Örneğin gübre fabrikaları özelleştirildi. Yarın satın alanlar istedikleri fiyata satarlar. Dışa bağımlıyız, her şeyi dışarıdan alıyoruz. Kendim arıcılıkla uğraşıyorum, bal üreticilerinin nişasta bazlı şeker kullandığını görüyorum. Bu bir gıda terörüdür. Gıda terörü PKK terörü kadar tehlikelidir. Bu insanları aptallaştıran bir katkı maddesidir. Bütün gelişmiş ülkelerde tarım desteklenir. Basit bir hesapla 1 bardak çay 1 tane simitle üç öğün beslenen çekirdek aile asgari ücretle geçinemez. Tarım, ulaşım, teknoloji özelleştirilemez. İhalelerde teklif, isime yapılıyor. Geçilmeyen yol ve köprüye para ödüyoruz.
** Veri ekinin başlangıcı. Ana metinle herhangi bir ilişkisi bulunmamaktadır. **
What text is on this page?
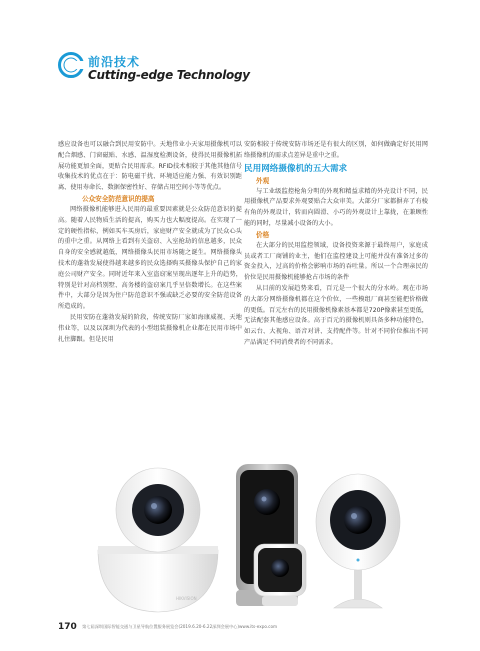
前沿技术
Cutting-edge Technology

感应设备也可以融合到民用安防中。天地伟业小天家用摄像机可以配合烟感、门窗磁贴、水感、温湿度检测设备，使得民用摄像机拓展功能更加全面，更贴合民用需求。RFID技术相较于其他其他信号收集技术的优点在于：防电磁干扰、环境适应能力强、有效识别距离、使用寿命长、数据保密性好、存储占用空间小等等优点。

公众安全防范意识的提高

网络摄像机能够进入民用的最重要因素就是公众防范意识的提高。随着人民物质生活的提高，购买力也大幅度提高。在实现了一定的硬性指标，例如买车买房后，家庭财产安全就成为了民众心头的重中之重。从网络上看到有关盗窃、入室抢劫的信息越多，民众自身的安全感就越低，网络摄像头民用市场随之诞生。网络摄像头技术的蓬勃发展使得越来越多的民众选择购买摄像头保护自己的家庭公司财产安全。同时近年来入室盗窃案呈现出逐年上升的趋势，特别是针对高档别墅、高务楼的盗窃案几乎呈倍数增长。在这些案件中，大部分是因为住户防范意识不强或缺乏必要的安全防范设备所造成的。

民用安防在蓬勃发展的阶段，传统安防厂家如海康威视、天地伟业等，以及以深圳为代表的小型组装摄像机企业都在民用市场中扎住脚跟。但是民用

安防相较于传统安防市场还是有很大的区别，如何做确定好民用网络摄像机的需求点差异是重中之重。

民用网络摄像机的五大需求

外观

与工业级监控枪角分明的外观和精益求精的外壳设计不同，民用摄像机产品要求外观要贴合大众审美。大部分厂家都摒弃了有棱有角的外观设计，转而向圆滑、小巧的外观设计上靠拢，在兼顾性能的同时，尽量减小设备的大小。

价格

在大部分的民用监控领域，设备投资来源于最终用户，家庭成员或者工厂商铺的业主，他们在监控建设上可能并没有准备过多的资金投入，过高的价格会影响市场的吞吐量。所以一个合理亲民的价位是民用摄像机能够抢占市场的条件

从目前的发展趋势来看，百元是一个很大的分水岭。观在市场的大部分网络摄像机都在这个价位，一些模组厂商甚至能把价格做的更低。百元左右的民用摄像机像素基本都是720P像素甚至更低，无法配套其他感应设备。高于百元的摄像机则具备多种功能特色，如云台、大视角、语音对讲、支持配件等。针对不同价位推出不同产品满足不同消费者的不同需求。

HIKVISION
170 第七届深圳国际智能交通与卫星导航位置服务展览会(2019.6.20-6.22深圳会展中心)www.its-expo.com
Biz PKK ile masaya oturmayız ancak ülkeyi yönetenler oturdu. HDP yasal partidir, görüşürüz. Biz Kürt halkının oyuna talibiz.
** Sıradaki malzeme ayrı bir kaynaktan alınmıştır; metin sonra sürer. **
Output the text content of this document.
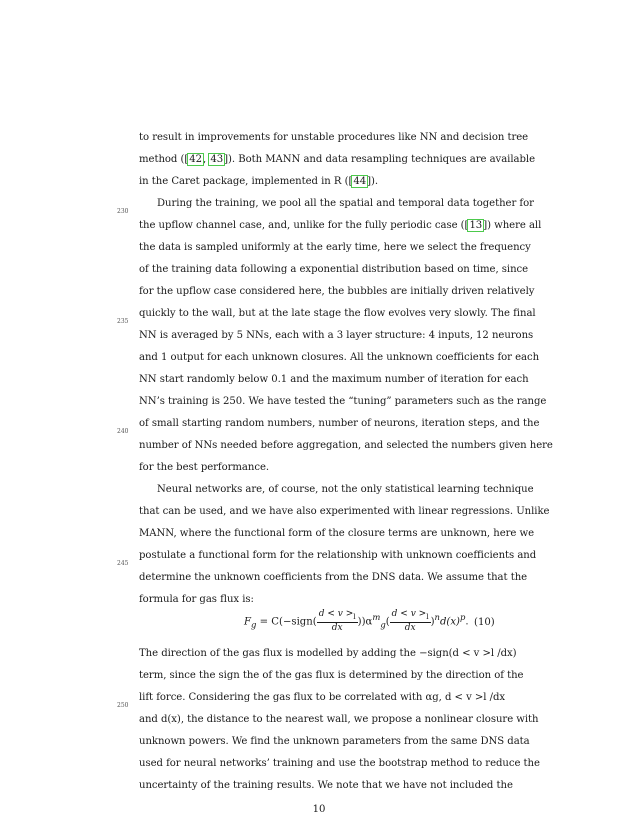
to result in improvements for unstable procedures like NN and decision tree
method ([42, 43]). Both MANN and data resampling techniques are available
in the Caret package, implemented in R ([44]).
During the training, we pool all the spatial and temporal data together for
the upflow channel case, and, unlike for the fully periodic case ([13]) where all
the data is sampled uniformly at the early time, here we select the frequency
of the training data following a exponential distribution based on time, since
for the upflow case considered here, the bubbles are initially driven relatively
quickly to the wall, but at the late stage the flow evolves very slowly. The final
NN is averaged by 5 NNs, each with a 3 layer structure: 4 inputs, 12 neurons
and 1 output for each unknown closures. All the unknown coefficients for each
NN start randomly below 0.1 and the maximum number of iteration for each
NN’s training is 250. We have tested the “tuning” parameters such as the range
of small starting random numbers, number of neurons, iteration steps, and the
number of NNs needed before aggregation, and selected the numbers given here
for the best performance.
Neural networks are, of course, not the only statistical learning technique
that can be used, and we have also experimented with linear regressions. Unlike
MANN, where the functional form of the closure terms are unknown, here we
postulate a functional form for the relationship with unknown coefficients and
determine the unknown coefficients from the DNS data. We assume that the
formula for gas flux is:
$F_g$ = C(−sign( $\frac{d < v >_l}{dx} ))\alpha^m_g( \frac{d < v >_l}{dx} )^nd(x)^p$. (10)
The direction of the gas flux is modelled by adding the −sign(d < v >l /dx)
term, since the sign the of the gas flux is determined by the direction of the
lift force. Considering the gas flux to be correlated with αg, d < v >l /dx
and d(x), the distance to the nearest wall, we propose a nonlinear closure with
unknown powers. We find the unknown parameters from the same DNS data
used for neural networks’ training and use the bootstrap method to reduce the
uncertainty of the training results. We note that we have not included the
230
235
240
245
250
10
Millet İttifakı’nın bileşenleri doğrultusunda 13.Cumhurbaşkanı, Genel Başkanımız Kemal Kılıçdaroğlu olur. Genel başkanımızla ilgili bizim de yeni öğrendiğimiz bir anekdotu sizlerle paylaşmak isterim. 25 Ağustos 2016 yılında Şavşat’tan Artvin’e giden konvoyuna yapılan saldırı sonucunda şehit olan askerimize kendi yazlığını satarak ev aldı. Mütevazı kişiliği olduğundan bunun reklamını yapmadı.
Mültecilere gelince onları ülkelerine göndereceğiz. Suriye devleti ile konuşulacak.
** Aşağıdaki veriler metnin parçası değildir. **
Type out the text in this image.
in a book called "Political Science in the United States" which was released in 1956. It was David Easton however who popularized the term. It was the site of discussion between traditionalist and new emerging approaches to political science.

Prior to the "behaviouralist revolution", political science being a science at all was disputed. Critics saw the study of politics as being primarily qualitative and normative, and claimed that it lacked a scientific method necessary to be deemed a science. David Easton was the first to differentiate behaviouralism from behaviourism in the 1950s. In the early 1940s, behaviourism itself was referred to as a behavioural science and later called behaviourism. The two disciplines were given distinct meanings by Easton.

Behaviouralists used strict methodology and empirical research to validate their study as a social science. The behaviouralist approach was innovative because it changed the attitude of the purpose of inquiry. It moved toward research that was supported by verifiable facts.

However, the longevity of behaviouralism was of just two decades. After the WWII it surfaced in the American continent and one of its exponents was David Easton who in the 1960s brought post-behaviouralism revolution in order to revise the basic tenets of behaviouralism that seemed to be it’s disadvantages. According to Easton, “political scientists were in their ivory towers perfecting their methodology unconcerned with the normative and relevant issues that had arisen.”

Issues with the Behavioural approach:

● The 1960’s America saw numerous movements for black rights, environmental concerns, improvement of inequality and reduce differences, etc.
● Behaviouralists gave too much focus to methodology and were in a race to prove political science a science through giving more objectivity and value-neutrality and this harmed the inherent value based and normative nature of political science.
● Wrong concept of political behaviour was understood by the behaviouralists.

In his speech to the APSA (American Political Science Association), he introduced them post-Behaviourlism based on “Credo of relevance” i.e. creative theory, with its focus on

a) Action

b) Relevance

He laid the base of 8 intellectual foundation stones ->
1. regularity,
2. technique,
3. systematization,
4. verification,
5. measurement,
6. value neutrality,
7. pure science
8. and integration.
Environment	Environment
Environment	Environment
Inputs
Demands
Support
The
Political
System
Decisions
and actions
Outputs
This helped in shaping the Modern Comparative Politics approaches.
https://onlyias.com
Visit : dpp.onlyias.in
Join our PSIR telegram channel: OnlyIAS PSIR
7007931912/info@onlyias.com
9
Ayrıca çeşitli vakıflara emanet edilen çocuklara karşıyız. Devletimizin çocuklara bakabilecek kurum ve kuruluşları vardır. Çocuklar devlet güvencesinde olmalıdır.
Millet İttifakı’nın iktidarında partimizin dört projesini sizlerle paylaşmak istiyorum. 1-Kaçak ve sigortasız işçi çalıştırılmasını önleyeceğiz. 2-Tarımsal üretim planlaması yapılacak, çiftçiler desteklenecek. 3-Aile sigortası projesiyle ev kadınları sigortalı görünecek, asgari ücret kadar ücret alacak, 20 yılda emekli olabilecekler. 4-İlköğretimden üniversiteye kadar bütün öğretim parasız olacak. Başarılı öğrencilerin yurt dışına gidip projelerini hayata geçirmeleri konusunda devlet yardımcı olacak. Eğitimcilerin eğitilmesi sağlanacak. Milli eğitimin, Gazi Mustafa Kemal Atatürk’ün hedeflediği çağdaş uygarlık düzeyine ulaşması sağlanacak.
Son olarak çocuklarım ve torunlarım rahat ve özgür yaşasın diye CHP’deyim. Özgür, bağımsız, laik, demokratik biçimde yurdumuzun yönetilmesinden yanayım.”